Design of Z-pinch based, jet-target collision experiments for laboratory astrophysics using 3D MHD modelling

Summary form only given. The ablating plasma and precursor plasma flow obtained in conical wire array Z-pinches on the 1MA, 240ns rise-time MAGPIE facility provides a mechanism for generating radiatively cooled plasma jets with velocities of several hundred km/sec which can be sustained for several hundred nano-seconds. Such laboratory jets have been shown to provide a directly scalable representation of the radiatively cooled jets found in many young stellar objects during the post-launch phase where the jets are propagating through and interacting with the inter-stellar medium.

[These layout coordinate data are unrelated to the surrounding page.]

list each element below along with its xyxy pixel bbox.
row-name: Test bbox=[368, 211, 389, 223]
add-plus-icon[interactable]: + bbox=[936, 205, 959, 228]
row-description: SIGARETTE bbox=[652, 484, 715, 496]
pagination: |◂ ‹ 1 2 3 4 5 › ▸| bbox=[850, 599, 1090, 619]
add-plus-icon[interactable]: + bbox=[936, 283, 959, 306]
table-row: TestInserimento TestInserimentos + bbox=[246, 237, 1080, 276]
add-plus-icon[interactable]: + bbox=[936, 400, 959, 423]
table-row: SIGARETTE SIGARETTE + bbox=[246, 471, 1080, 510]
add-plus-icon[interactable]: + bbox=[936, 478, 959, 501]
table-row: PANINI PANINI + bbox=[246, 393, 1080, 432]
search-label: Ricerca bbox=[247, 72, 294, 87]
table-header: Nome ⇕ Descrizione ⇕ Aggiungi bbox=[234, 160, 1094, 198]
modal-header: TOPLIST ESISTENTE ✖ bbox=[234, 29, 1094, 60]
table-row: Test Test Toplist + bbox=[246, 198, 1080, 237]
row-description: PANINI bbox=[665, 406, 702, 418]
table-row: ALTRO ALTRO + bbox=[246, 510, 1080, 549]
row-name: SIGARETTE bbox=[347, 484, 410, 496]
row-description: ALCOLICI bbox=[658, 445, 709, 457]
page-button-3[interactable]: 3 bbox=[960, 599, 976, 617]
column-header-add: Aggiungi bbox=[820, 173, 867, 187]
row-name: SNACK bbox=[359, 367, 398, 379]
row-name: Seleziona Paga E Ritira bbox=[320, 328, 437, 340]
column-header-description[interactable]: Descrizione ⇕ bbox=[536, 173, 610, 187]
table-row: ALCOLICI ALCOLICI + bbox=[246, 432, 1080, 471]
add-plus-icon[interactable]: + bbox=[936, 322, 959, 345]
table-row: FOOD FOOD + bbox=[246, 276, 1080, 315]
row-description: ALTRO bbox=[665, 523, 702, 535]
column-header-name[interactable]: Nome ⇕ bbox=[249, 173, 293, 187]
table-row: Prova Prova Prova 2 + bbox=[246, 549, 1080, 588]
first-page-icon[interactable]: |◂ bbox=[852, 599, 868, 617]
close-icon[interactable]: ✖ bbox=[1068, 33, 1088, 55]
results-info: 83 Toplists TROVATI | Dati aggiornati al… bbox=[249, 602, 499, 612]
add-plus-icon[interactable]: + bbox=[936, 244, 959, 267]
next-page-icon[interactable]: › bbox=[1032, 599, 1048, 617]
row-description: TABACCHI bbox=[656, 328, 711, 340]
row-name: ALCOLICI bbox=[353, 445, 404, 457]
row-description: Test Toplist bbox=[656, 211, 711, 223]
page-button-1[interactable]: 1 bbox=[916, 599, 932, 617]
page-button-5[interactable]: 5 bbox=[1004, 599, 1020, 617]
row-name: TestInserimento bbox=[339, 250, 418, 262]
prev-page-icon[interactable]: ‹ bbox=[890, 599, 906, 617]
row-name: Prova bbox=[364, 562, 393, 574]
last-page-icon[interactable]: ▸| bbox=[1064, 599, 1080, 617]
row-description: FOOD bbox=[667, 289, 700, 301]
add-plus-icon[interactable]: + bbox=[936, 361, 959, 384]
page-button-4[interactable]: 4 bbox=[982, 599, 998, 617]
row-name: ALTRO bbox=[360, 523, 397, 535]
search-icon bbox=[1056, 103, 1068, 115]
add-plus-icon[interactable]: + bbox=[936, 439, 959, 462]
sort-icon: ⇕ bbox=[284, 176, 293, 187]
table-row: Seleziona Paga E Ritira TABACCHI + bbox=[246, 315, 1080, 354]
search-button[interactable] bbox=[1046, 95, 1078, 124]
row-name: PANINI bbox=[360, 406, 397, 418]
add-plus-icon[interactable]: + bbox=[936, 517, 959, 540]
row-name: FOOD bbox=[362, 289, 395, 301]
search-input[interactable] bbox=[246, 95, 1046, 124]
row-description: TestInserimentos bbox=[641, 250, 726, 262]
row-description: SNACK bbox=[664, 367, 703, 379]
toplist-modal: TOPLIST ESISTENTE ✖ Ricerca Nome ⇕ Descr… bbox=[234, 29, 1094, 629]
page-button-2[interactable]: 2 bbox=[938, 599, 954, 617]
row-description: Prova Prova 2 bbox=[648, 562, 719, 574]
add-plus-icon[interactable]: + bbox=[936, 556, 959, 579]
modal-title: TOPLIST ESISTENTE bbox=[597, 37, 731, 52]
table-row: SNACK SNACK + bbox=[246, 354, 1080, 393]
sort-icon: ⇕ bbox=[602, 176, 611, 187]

Several features of the astrophysical jet-target interaction can be examined using such laboratory astrophysics experiments. These include the characteristic structure and emission of shocks launched into the background medium and the non-linear evolution of flow driven instabilities.Extending the parameter range of conical wire arrays to currents substantially higher than IMA, will enable us to access flows with far higher Reynolds and Peclet numbers. This will provide both data which will stretch our ability to model turbulence in compressible high energy density flows and a more accurate representation of the astrophysical systems of interest. Similarly driving the conical arrays for longer periods will allow the flow driven instabilities within the jet-target interaction region to reach a more highly developed non-linear evolution. Using the 3D resistive MHD code Gorgon we have undertaken a thorough examination of our ability to reproduce the behavior of conical wire array experiments on the MAGPIE facility. We have then extrapolated conical array simulations to higher currents on the refurbished Z facility and longer risetimes on the Sphinx generator at Centre d´Etudes de Gramat. These simulations are then used to provide initial conditions for jet-target interaction studies in order to be able to design the optimal target configurations for future experiments.